Reinforcement learning
Training LLMs to interleave search queries with their reasoning chain is challenging. To simplify the process, the researchers designed SEARCH-R1 to train the model through pure reinforcement learning (RL), where the model is left to explore the use of reasoning and search tools without guidance from human-generated data.
SEARCH-R1 uses an “outcome-based reward model,” in which the model is only evaluated based on the correctness of the final response. This eliminates the need for creating complex reward models that verify the model’s reasoning process.
This is the same approach used in DeepSeek-R1-Zero, where the model was given a task and only judged based on the outcome. The use of pure RL obviates the need to create large datasets of manually annotated examples (supervised fine-tuning).

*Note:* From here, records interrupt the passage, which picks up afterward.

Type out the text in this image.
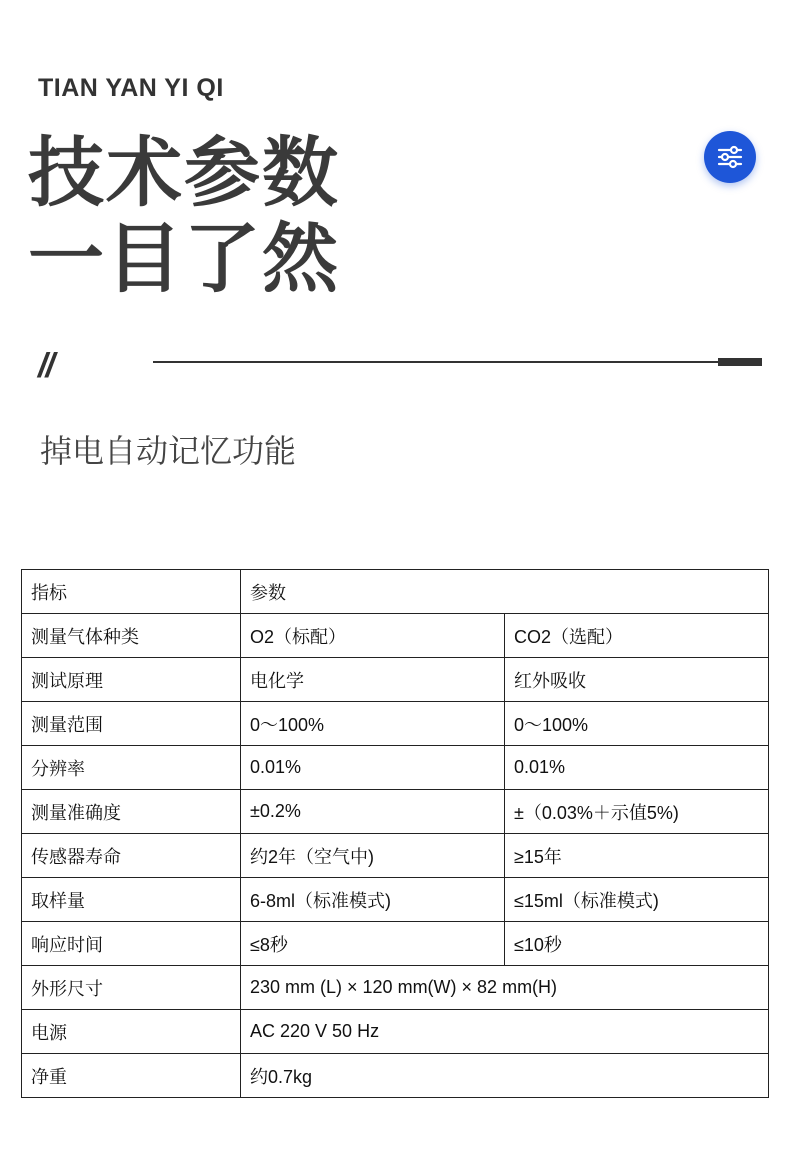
TIAN YAN YI QI
技术参数
一目了然
//
掉电自动记忆功能
指标	参数	
测量气体种类	O2（标配）	CO2（选配）
测试原理	电化学	红外吸收
测量范围	0～100%	0～100%
分辨率	0.01%	0.01%
测量准确度	±0.2%	±（0.03%＋示值5%)
传感器寿命	约2年（空气中)	≥15年
取样量	6-8ml（标准模式)	≤15ml（标准模式)
响应时间	≤8秒	≤10秒
外形尺寸	230 mm (L) × 120 mm(W) × 82 mm(H)	
电源	AC 220 V 50 Hz	
净重	约0.7kg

“SEARCH-R1 can be viewed as an extension of DeepSeek-R1, which primarily focuses on parametric reasoning by introducing search-augmented RL training for enhanced retrieval-driven decision-making,” the researchers write in their paper.
SEARCH-R1 in action
The researchers tested SEARCH-R1 by fine-tuning the base and instruct versions of Qwen-2.5 and Llama-3.2 and evaluating them on seven benchmarks encompassing a diverse range of reasoning tasks requiring single-turn and multi-hop search. They compared SEARCH-R1 against different baselines: direct inference with Chain-of-Thought (CoT) reasoning, inference with RAG, and supervised fine-tuning for tool use.
SEARCH-R1 consistently outperforms baseline methods by a fair margin. It also outperforms reasoning models trained on RL but without search retrieval. “This aligns with expectations, as incorporating search into LLM reasoning provides access to relevant external knowledge, improving overall performance,” the researchers write.

SEARCH-R1 is also effective for different model families and both base and instruction-tuned variants, suggesting that RL with outcome-based rewards can be useful beyond pure reasoning scenarios. The researchers have released the code for SEARCH-R1 on GitHub.
SEARCH-R1’s ability to autonomously generate search queries and integrate real-time information into reasoning can have significant implications for enterprise applications. It can enhance the accuracy and reliability of LLM-driven systems in areas such as customer support, knowledge management, and data analysis. By enabling LLMs to dynamically adapt to changing information, SEARCH-R1 can help enterprises build more intelligent and responsive AI solutions. This capability can be very helpful for applications that require access to constantly changing data, and that require multiple steps to find an answer.
It also suggests that we have yet to explore the full potential of the new reinforcement learning paradigm that has emerged since the release of DeepSeek-R1.